One of the key projects of this community is M13 Fights — a series of sports events involving service members and veterans. The community also includes veterans and professional athletes, among them public figures and ambassadors of the veterans' movement such as Oleksandr Teren, Serafym Hordiienko and others.

== Related projects ==

Within the ecosystem that has formed around MEMORIA MMC, the following projects are implemented:

- TMS HUB — a sports space where military personnel with amputations or injuries train, in particular in Brazilian jiu-jitsu, as a means of physical and psychological rehabilitation.

- M13 Academy — a firearms training direction focused on basic and advanced weapon-handling skills.

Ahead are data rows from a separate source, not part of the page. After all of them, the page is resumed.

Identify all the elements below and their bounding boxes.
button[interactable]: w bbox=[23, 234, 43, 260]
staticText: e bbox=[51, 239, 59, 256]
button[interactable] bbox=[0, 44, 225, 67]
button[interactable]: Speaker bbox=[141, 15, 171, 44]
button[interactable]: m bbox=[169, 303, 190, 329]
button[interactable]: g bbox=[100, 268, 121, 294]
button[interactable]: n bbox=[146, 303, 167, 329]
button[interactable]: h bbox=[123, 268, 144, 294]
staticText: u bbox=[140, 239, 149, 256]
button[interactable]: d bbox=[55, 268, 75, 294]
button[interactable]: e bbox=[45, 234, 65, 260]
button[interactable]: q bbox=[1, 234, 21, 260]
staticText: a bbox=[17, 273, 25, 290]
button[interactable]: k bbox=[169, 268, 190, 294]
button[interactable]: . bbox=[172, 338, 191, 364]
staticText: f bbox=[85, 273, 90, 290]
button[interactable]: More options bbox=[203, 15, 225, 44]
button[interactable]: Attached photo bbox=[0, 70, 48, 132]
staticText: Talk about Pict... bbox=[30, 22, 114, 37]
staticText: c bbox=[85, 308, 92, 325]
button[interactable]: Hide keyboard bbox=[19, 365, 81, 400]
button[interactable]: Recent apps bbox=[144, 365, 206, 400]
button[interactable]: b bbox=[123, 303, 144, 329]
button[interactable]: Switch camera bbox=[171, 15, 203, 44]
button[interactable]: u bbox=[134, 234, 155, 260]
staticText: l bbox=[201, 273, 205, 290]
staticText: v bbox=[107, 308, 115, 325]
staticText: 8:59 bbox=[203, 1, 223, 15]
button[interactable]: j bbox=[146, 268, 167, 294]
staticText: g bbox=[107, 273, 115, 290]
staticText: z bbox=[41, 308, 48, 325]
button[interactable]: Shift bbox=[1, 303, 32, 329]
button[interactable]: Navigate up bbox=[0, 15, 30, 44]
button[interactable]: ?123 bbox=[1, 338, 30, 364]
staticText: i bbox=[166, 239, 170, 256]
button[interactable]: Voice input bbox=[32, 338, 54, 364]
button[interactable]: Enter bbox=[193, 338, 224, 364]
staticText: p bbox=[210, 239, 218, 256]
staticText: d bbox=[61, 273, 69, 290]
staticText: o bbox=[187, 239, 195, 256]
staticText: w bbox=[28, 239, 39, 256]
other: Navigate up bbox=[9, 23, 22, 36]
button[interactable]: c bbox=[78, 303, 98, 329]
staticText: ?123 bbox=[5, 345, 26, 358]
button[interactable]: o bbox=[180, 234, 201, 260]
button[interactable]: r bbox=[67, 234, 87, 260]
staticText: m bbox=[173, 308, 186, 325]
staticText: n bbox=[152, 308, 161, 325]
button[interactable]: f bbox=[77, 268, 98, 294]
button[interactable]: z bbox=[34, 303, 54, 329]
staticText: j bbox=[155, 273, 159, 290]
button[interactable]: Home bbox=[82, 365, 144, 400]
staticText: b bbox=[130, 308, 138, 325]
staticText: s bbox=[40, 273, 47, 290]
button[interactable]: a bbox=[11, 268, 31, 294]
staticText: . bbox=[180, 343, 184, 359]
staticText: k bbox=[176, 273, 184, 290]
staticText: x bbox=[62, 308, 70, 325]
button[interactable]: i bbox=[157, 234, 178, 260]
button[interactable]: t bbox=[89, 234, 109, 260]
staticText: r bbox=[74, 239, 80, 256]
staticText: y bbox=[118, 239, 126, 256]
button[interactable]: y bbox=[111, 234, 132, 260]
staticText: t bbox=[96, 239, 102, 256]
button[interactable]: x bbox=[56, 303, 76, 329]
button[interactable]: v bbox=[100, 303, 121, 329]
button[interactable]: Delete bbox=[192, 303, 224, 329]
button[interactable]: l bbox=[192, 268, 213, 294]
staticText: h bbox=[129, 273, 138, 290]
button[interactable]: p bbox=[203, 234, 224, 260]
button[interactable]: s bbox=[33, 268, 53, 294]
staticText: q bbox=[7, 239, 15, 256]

- M13 Gym — a sports space for physical training, rehabilitation and recovery of veterans, with a focus on combat sports, functional training and adaptive workouts.

- M13 Business Hub — a platform supporting veterans' entrepreneurship, aimed at helping them create and develop their own businesses.

- M13 Workshop — a practical direction that includes a workshop and a coffee shop.

- M13 Fights — a series of combat sports events that combines competitions, social integration and charitable initiatives.

== Ideology ==

The activities of MEMORIA MMC are based on the principles of honoring the memory of fallen service members, continuing their work in civilian life, preserving the culture of brotherhood, mutual support among veterans, and social responsibility.